= Zu Taizhi zhiguai =

Collection of stories compiled by Zu Taizhi

Zu Taizhi zhiguai (祖台之志怪 (Ghost Stories by Zu Taizhi" or "Account of Anomalies by Zu Taizhi" or "Zu Taizhi's Records of the Strange", etc.)) or shortly Zhiguai 志怪, is an early collection of fantastic stories (of the zhiguai xiaoshuo genre) compiled by the scholar Zu Taizhi (祖台之, courtesy name (zi): Yuanchen 元臣) during the Eastern Jin period (317–420). The work spans two scrolls (juan) and features accounts of miraculous events, supernatural phenomena, and individuals with magical powers, including historical figures such as Dongfang Shuo (东方朔), Zhang Hua (张华), and Tao Kan (陶侃). Some stories depict romantic relationships between ghosts and humans, for example in the tales Chen Kui (陈夔) and Lushan furen (庐山夫人).

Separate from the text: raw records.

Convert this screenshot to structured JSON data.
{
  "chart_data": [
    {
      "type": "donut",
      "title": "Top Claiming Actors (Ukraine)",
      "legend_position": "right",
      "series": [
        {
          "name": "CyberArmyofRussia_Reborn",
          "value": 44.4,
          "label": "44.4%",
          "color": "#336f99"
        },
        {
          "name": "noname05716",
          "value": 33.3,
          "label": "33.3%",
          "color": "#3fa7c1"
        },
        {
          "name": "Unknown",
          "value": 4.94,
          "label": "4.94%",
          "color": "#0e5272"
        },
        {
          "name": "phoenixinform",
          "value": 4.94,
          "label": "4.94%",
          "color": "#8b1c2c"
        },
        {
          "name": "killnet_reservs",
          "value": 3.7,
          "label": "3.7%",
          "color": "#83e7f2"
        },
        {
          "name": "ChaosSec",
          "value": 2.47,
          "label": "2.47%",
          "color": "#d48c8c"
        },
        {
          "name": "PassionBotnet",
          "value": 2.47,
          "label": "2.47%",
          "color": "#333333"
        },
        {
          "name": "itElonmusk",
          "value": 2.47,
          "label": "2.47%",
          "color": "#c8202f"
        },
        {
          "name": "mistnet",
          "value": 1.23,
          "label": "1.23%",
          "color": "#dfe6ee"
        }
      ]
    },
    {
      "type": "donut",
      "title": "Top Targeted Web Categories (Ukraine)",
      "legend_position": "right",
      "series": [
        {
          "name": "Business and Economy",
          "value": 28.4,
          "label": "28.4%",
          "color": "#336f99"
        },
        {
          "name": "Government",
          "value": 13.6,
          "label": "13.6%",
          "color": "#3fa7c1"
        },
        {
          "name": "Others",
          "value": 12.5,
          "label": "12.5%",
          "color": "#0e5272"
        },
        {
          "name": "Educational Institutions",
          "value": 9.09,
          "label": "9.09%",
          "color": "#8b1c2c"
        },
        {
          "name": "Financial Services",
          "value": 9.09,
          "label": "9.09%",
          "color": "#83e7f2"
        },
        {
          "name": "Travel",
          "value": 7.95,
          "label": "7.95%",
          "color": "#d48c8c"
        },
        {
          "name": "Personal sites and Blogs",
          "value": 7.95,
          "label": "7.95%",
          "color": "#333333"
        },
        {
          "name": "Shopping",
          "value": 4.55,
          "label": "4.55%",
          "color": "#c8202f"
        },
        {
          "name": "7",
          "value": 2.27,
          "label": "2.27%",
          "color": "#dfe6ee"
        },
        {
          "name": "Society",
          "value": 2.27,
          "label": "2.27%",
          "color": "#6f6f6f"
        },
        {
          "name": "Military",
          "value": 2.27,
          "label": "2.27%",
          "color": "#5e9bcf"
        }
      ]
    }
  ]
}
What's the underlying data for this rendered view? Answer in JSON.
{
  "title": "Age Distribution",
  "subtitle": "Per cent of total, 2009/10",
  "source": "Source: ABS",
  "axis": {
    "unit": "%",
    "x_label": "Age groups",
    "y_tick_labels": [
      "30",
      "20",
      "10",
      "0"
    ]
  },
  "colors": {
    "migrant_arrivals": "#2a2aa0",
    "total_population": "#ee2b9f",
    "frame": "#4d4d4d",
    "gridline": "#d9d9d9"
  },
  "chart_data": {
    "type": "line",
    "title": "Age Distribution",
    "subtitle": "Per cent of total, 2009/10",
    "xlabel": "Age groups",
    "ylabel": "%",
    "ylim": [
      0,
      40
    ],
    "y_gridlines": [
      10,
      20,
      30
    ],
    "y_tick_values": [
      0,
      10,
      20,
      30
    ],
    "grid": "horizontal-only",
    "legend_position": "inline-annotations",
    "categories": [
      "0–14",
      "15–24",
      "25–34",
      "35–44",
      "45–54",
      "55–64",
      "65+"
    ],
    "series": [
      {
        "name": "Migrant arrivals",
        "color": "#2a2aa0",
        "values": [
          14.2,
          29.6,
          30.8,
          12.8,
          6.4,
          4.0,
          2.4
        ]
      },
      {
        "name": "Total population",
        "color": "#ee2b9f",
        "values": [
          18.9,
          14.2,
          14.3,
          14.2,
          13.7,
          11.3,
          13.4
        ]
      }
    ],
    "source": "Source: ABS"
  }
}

The language of the collection is noted for its richness and elegance. Although the work was mostly lost shortly after its compilation, the Republican-era scholar Lu Xun (鲁迅) reconstructed 15 surviving fragments in his collection Gu xiaoshuo gouchen (古小說鉤沉). Additional smaller fragments are preserved in the collections Shuofu (说郛) and Gujin shuobu congshu (古今说部丛书).

The Hanyu da zidian f.e. uses the edition of the Gujin shuobu congshu.

==Bibliography==
- Li Xueqin 李学勤, and Lü Wenyu 吕文郁 (eds.): Siku da cidian 四庫大辭典. Changchun: Jilin daxue chubanshe, vol. 2, p. 2167 f.